Thou shalt not commit adultery.
-Exodus 20:14, KJV
Christians need not dig very deep to figure out what went wrong in a marriage when adultery occurred.
Modern psychology and so called “Christian” counseling might disagree with me. However, I am very adamant that we do not treat adultery as a side issue to a marriage’s demise.
Why? God takes adultery seriously (see The Ten Commandments).
A truly Christian approach requires a pastor to treat adultery as always wrong and always potentially marriage ending even if in only one instance (see Ex 20:14, Deut 22:22, Mt 19:9, etc.)
Breaking of this fundamental moral code–namely not committing adultery–is what went wrong in a marriage to a cheater.
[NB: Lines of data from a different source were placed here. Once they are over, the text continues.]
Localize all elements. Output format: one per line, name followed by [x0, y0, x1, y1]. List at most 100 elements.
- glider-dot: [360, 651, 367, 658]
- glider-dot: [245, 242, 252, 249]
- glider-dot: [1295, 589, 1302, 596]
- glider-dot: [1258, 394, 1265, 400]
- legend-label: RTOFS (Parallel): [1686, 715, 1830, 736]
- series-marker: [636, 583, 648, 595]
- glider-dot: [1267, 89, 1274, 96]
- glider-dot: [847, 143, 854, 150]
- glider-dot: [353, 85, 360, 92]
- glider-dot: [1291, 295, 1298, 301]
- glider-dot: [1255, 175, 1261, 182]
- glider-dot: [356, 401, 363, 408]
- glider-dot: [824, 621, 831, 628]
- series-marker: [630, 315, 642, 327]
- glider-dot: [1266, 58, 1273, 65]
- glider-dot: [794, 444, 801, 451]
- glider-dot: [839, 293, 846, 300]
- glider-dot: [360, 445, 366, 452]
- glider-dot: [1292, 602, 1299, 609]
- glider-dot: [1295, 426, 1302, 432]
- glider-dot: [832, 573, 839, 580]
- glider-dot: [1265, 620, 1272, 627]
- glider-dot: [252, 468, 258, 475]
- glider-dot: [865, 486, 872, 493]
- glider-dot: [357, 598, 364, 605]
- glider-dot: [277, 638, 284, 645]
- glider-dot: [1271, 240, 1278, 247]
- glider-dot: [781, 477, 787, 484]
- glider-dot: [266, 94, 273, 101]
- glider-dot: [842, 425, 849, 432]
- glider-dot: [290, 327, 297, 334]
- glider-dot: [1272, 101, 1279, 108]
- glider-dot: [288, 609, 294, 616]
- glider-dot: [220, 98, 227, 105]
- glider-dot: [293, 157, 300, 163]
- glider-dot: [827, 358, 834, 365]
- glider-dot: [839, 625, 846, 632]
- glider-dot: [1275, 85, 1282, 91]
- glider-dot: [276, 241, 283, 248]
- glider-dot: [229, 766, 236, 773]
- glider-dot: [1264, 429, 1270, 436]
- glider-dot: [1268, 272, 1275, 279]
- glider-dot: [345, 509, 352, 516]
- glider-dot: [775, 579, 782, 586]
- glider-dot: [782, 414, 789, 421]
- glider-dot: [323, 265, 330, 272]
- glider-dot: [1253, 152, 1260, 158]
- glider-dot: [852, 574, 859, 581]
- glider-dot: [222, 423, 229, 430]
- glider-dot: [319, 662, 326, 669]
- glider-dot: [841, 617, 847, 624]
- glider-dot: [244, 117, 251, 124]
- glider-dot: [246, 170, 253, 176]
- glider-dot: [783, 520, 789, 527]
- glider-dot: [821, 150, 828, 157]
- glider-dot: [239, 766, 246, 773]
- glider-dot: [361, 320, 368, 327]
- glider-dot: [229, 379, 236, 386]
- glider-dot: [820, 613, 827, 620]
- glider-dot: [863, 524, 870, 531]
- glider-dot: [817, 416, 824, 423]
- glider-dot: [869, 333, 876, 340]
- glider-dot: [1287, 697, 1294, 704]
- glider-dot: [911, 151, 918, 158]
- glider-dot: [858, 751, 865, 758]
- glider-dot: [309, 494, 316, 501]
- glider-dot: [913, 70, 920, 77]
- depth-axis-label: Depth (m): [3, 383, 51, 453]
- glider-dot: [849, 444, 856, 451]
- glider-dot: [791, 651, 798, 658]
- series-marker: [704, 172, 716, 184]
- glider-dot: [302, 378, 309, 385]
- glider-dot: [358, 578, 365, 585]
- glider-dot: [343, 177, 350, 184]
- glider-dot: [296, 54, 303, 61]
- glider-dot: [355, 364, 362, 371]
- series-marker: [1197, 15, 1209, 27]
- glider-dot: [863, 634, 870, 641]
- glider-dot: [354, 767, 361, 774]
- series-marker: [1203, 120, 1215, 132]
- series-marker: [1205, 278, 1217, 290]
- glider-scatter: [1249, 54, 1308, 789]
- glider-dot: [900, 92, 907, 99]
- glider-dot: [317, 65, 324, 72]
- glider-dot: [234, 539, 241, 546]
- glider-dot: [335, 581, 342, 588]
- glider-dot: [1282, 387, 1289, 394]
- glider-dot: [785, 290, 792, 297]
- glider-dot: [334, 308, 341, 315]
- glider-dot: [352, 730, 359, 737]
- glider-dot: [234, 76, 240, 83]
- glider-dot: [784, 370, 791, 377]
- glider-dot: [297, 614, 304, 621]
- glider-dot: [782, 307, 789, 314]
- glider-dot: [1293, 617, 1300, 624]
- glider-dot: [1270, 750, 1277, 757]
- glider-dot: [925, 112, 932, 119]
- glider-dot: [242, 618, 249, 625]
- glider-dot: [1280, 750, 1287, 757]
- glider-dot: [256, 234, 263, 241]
It is that simple.
If the cheater wants to explore the darkness in her heart (see Mark 7:21-23), they can dig there, too. Blaming the faithful spouse or the marriage is out of bounds in such discussions. The only hope for the cheater’s soul is for her to face her sin, take responsibility, and turn from it.
Question: What went wrong?
Simple Answer: One spouse chose adultery over honoring God and their marriage vows.
It really is that simple. God doesn’t allow for any caveats. There’s no need for a forensic examination of the marriage, family of origin, etc. He forbids it upon pain of righteous judgement from Him. To proceed anyway is a deliberate act of contempt for God and and a direct challenge to His authority.
After 13 years of marriage, my wife while visiting her sister in WA. State, meets a married military man, begins a romance with him during her week longstay and 6 weeks later he comes to town to spend the weekend in a hotel with her, all the while I am told she is on a business trip. They meet throughout the year to spend a weekend or week together while I am told she is caring for her sick sister. It lasts 3 1/2 years both physically and emotionally before he dumps he for his new side piece. Fast forward 25 years after countless hours of counseling and reconciliation, and I find a birthday card written to him on her desk. I realize this is her trying to reconnect after all these years. I am devastated and trust is forever gone. Its been 5 more years of counseling and reconciliation because I love this woman and am willing to try to make things work. She gas lighted and rug swept the whole affair until I produced the evidence I have collected from the first affair and she finally admits it was sexual and emotional. She believed he would divorce his wife and marry her the first time around, and told me “she was not longer in love with me”. This time she tells me, “he just popped up on my mind because it was his birthday.” I married until death do us part, but a part of me tells me that death can be interpreted as the death of the marriage as well as physical death. Am I wrong.
My take is God gives us permission to divorce an adulterous partner (see Mt 19:9). The marriage was over in the OT per the death penalty (see Deut. 22:22). Divorce is a merciful alternative today.